IS case 468: Left axillary abscess
Imaging Sciences URMC 2010
Publication Date: 2010-08-30
Tangential mammographic view demonstrated a soft tissue mass high up in the left axilla. Focused ultrasound of the left axilla demonstrated a complex heterogeneous mass with irregular borders. There were two adjacent/involved hypoechoic lymph nodes. There was not a normal fatty hilum. Ultrasound-guided biopsy was performed.
Left axillary abscess
Breast and/or axillary abscesses are localized collections of pus within the subcutaneous tissues. Breast abscesses are categorized as lactational or non-lactational. Lactational mastitis and abscesses are more common. Non-lactational mastitis and/or abscesses are further subcategorized as central/retroareolar or peripheral. Peripheral breast abscesses occur primarily in immunosuppressed/diabetic patients.

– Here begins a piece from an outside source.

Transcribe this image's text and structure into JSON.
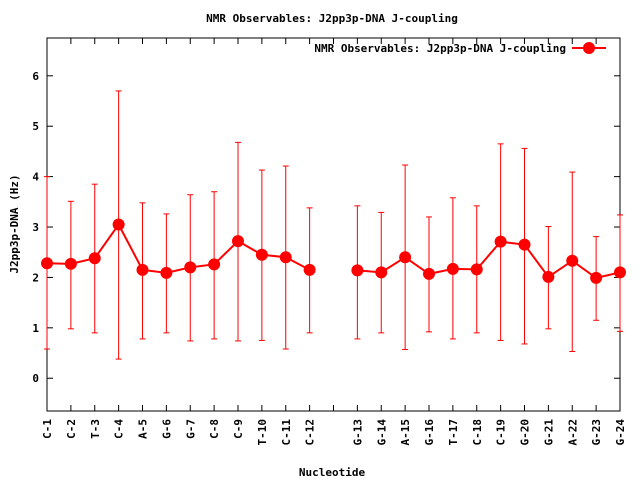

Heavy smokers are also at increased risk of breast abscess. The clinical and imaging findings of breast abscess can be nonspecific. Therefore, biopsy and histologic evaluation is often essential. The most important differential diagnosis to always consider is inflammatory breast carcinoma. Both conditions can present as a red, inflamed breast. Fever may or may not be present. The role of ultrasound in the work-up of an inflamed breast is critical. It is used to evaluate for any solid lesion or for the presence of a focal fluid collection. If either of these conditions is present, ultrasound can then be used to guide fine needle aspiration or core biopsy. Non-lactational breast abscesses are treated with the combination of oral antibiotics and aspiration. Aspiration should be repeated every few days until no pus is present. Surgical drainage is not usually required.